The Inuit brought with them from Alaska the tools and weapons of a sophisticated maritime hunting culture that had developed in the rich waters of the Bering Sea. Capable of hunting animals as large as the bowhead whale, the largest creature in the Arctic seas, the Inuit could support much larger communities than was possible for the Dorset people. These communities were extremely mobile, travelling during the summer in large skin-covered boats ten metres or more in length, and in winter by sleds pulled by teams of well-fed dogs. The Inuit had little trouble expanding rapidly throughout the Arctic world, and as part of this process the Dorset way of life disappeared.
Remark. Inuit had some Mongol weaponry, so if they indeed were to fight the Dorset people, the latter would not stand a chance. Regarding Mongol weaponry (the bow), see for instance the book "Ancient People of the Arctic," by Robert McGhee, p. 226. He also describes one piece of archeological evidence supporting the invasion theory, namely the "Brooman Point encounter," more precisely, a violent takeover of a Dorset settlement by Inuits.
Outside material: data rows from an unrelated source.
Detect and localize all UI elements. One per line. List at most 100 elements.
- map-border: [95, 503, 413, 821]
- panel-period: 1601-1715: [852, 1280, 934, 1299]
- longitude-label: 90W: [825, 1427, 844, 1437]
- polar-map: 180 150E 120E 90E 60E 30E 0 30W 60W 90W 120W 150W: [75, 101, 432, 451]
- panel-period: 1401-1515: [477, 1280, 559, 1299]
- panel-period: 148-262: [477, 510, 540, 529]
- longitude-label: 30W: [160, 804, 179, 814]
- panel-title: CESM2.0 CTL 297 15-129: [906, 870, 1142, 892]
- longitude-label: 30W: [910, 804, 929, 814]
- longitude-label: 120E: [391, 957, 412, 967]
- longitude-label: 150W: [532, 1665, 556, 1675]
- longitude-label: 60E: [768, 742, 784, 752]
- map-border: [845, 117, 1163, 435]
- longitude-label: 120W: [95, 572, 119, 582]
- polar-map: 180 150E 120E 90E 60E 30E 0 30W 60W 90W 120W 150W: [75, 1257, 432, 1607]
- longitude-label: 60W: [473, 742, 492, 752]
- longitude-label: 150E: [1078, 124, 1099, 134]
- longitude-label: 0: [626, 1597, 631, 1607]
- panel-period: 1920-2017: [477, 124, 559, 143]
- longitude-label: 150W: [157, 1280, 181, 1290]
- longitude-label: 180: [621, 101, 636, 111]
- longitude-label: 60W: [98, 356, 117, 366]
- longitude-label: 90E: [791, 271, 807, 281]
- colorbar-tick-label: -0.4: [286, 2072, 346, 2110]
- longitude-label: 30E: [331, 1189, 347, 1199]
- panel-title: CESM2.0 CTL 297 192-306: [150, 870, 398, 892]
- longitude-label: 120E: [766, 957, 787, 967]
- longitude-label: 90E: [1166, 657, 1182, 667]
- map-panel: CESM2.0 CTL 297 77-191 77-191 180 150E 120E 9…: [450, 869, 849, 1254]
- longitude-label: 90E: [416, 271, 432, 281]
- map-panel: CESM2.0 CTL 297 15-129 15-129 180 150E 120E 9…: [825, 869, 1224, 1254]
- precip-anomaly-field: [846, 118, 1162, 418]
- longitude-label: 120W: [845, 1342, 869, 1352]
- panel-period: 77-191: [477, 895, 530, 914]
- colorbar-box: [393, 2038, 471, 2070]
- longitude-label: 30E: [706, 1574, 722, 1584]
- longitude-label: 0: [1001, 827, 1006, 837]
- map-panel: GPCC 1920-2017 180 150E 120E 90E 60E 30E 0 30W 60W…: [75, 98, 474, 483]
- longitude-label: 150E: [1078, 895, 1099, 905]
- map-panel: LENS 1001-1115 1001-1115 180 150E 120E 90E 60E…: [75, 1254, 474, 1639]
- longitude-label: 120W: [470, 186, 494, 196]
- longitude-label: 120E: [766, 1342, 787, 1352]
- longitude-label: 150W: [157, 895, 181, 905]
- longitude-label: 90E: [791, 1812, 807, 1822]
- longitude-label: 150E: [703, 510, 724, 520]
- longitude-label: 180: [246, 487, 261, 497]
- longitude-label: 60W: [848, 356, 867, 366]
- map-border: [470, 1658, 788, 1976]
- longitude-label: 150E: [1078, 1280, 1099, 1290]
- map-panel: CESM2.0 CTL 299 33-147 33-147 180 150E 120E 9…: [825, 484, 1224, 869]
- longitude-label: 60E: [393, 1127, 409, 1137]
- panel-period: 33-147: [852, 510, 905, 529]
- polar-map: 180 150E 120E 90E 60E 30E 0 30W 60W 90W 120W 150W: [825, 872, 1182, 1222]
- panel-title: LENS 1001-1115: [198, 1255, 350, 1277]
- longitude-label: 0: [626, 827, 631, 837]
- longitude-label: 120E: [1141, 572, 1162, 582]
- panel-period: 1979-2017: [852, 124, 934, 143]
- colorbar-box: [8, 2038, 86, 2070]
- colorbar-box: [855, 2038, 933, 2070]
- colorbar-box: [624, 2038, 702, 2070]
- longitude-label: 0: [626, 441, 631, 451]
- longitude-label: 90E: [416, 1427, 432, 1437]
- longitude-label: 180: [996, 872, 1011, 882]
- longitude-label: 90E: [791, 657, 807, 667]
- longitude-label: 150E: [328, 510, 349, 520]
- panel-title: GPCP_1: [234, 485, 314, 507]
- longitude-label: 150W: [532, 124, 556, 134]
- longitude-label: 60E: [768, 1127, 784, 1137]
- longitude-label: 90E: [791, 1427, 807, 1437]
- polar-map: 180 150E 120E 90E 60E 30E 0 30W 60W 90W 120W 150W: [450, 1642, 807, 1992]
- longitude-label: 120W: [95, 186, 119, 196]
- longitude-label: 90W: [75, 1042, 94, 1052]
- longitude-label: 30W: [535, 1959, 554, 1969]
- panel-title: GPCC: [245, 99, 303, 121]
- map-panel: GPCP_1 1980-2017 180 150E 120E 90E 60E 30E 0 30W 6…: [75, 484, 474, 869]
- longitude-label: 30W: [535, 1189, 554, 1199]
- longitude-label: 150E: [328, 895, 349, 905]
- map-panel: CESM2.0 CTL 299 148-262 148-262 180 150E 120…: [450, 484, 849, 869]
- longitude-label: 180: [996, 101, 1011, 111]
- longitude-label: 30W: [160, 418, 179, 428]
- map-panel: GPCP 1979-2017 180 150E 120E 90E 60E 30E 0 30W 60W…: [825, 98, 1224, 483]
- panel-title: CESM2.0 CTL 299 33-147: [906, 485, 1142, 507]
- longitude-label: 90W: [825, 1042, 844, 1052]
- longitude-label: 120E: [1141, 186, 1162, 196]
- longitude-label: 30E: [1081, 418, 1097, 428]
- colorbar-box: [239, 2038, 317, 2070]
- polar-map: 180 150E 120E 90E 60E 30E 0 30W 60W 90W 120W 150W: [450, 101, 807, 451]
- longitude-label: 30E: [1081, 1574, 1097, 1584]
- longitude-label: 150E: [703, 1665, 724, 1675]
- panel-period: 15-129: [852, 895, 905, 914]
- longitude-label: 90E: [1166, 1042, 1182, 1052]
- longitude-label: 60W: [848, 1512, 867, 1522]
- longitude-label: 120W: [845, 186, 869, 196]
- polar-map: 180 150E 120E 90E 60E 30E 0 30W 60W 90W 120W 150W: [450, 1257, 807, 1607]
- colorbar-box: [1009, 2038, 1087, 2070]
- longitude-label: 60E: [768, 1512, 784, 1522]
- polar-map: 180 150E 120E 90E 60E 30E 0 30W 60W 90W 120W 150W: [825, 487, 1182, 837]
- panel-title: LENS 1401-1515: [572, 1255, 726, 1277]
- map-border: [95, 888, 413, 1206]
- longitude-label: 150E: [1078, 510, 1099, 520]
The Dorset people vanish from the archaeological record at some time between about A.D. 1200 and 1500. Their disappearance is best explained in the historical traditions of the Inuit, whose ancestors observed the final generations of the Palaeo-Eskimos:
"The Tunit were strong people, but timid and easily put to flight. Nothing is told of their lust to kill."
Netsilik Inuit, 1923
"The Tunit were a strong people, and yet they were driven from their villages by others who were more numerous, by many people of great ancestors; but so greatly did they love their country, that when they were leaving Uglit, there was a man who, out of desperate love for his village, harpooned the rocks and made the stones fly about like bits of ice."
Ivaluardjuk, Igloolik, 1922
In fact, genetic analysis shows that all Paleo-Eskimos shared the same mitochondrial DNA, which is passed from mothers to children. This unusual h*m*geneity suggests few women were among the early Paleo-Eskimo settlers, Willerslev says.
(The quote is from the article by Jia You, "The strange history of the North American Arctic", Science, Aug. 28, 2014.)
The more detailed paper is by Robert W. Park, "Stories of Arctic colonization", Science, Aug. 29, 2014, is behind the paywall.